“The true test of character is not how much we know how to do, but how we behave when we don’t know what to do.” John Holt
We’ve all been there…like a deer in the headlights, frozen and uncertain of what to do next. It’s a strange place to be, uncomfortable and confining. There is the overwhelming urge to flee, to run far and never look book. Some might find their mouths running non-stop, while others might feel their throats constrict so tightly that choking out a single world requires great effort. Some fidget and fuss. Others grow still, afraid that movement might shatter the world around them. Emotions can play across a face or merely simmer beneath the surface out of sight. Just as the situations of not knowing what to do can vary, so do the reactions. Not knowing what to do is seldom a position we want to be placed in.
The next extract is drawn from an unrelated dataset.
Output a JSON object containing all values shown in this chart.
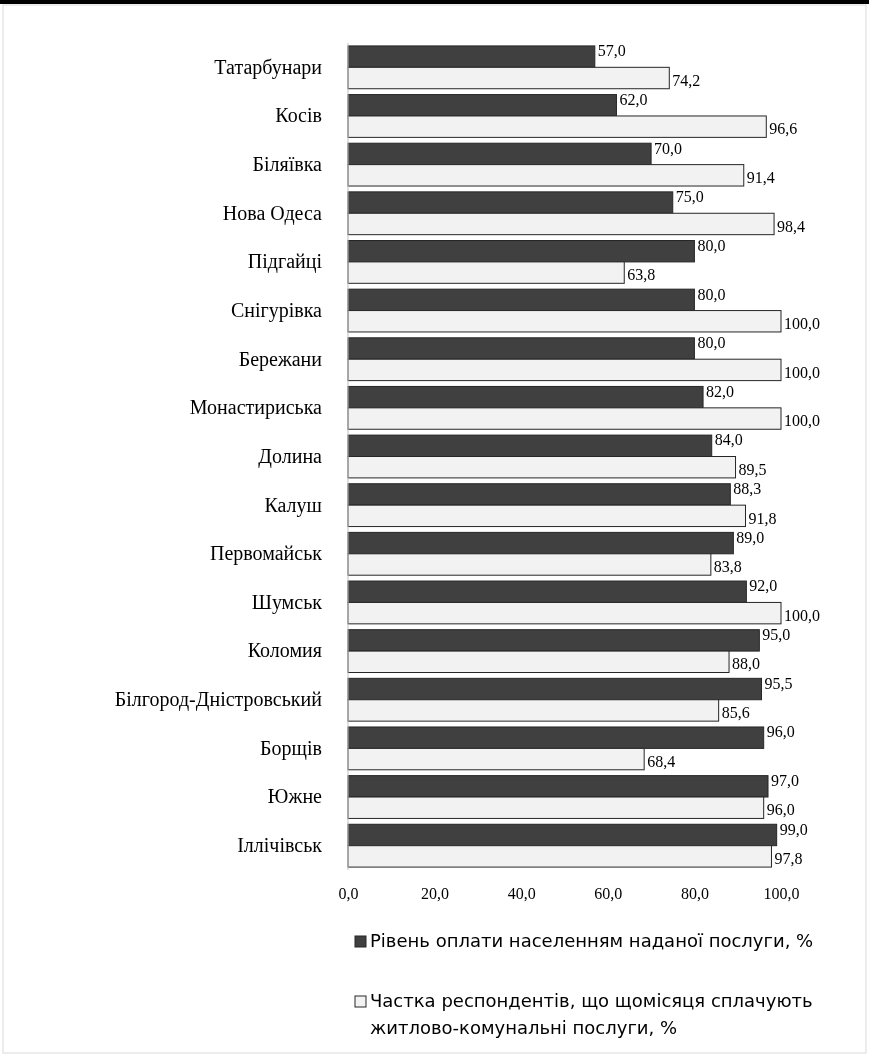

I hate not knowing what to do, what to say, or how to react. I should have been a Boy Scout, because I like to be prepared. I like to research and plan and prepare, especially when it comes to being called upon to speak with any semblance of wisdom, authority or passion. But life doesn’t always allow opportunity to prepare prior to being thrown in the spotlight or under the bus. We might open our front door and come face-to-face with a monster of a problem that we had not expected. Our first instinct is probably to slam the door shut, but the problem won’t go away simply by ignoring it. Somehow we need to deal with it.
As I sit here thinking on the quote above, I cannot keep a memory from replaying in my mind. You and I and another friend, together like so many times before, and yet there was an underlying current of tension between the three of us. The ties that knit us so closely together had already begun to fray, even if we were reluctant to believe it. A bombshell, of sorts, was dropped at my feet and yours that night. I am fairly certain that you prattled on, while my voice died in my constricted throat. I went home that night not knowing what to do next but knowing that I had to do, to say something, and knowing quite well that my words and actions would bring the thread that much closer to snapping.
I don’t know why I keep thinking of that right now, but I suppose in some way it just fits. I didn’t know what to do. There is a lot that I do know how to do, but in that instance I was lost. I knew what was expected of me, but I also knew that the expectation wasn’t automatically correct. I knew what my gut was telling me, but I knew my honesty wasn’t what was wanted. I wasn’t ready to let go of a friendship that was growing toxic, yet I didn’t want to be the sort of person who bails when the going gets tough.
Those were stressful days. Did I show good character in my behaviour? I don’t know. Perhaps the answer to that would vary depending on who was asked the question. I would like to believe that I made the right choice, that I was honest yet supportive, but the situation still played out pretty much as I had feared.
For a long time, I felt like I had handled that situation most horribly. I felt like I was a terrible friend with character short-comings too numerous to mention. Thankfully I no longer feel that way, because I am finally in a position where I can see the good character qualities woven into my decision and actions. I was a good listener. I was patient. I was kind, loving, supportive, compassionate. I was slow to anger, reluctant to judge unfairly but unwilling to let wrongs slip past unnoticed. I was willing to forgive and move forward. I spoke the truth.
I suffered for that, and it hurt for a very long time. But I wouldn’t change how I behaved. I am not perfect. My character is certainly not always perfect. It may not have seemed so then, but, in that situation, I now believe my character shone.
As an introvert who can be slow to let others past my outer walls, I choose my friends wisely. I value character and integrity. You, my friend, are a person of integrity and character! You may not always know what to do, but I have yet to see you display poor character. I am thankful that we have a friendship strong enough to weather the storms together.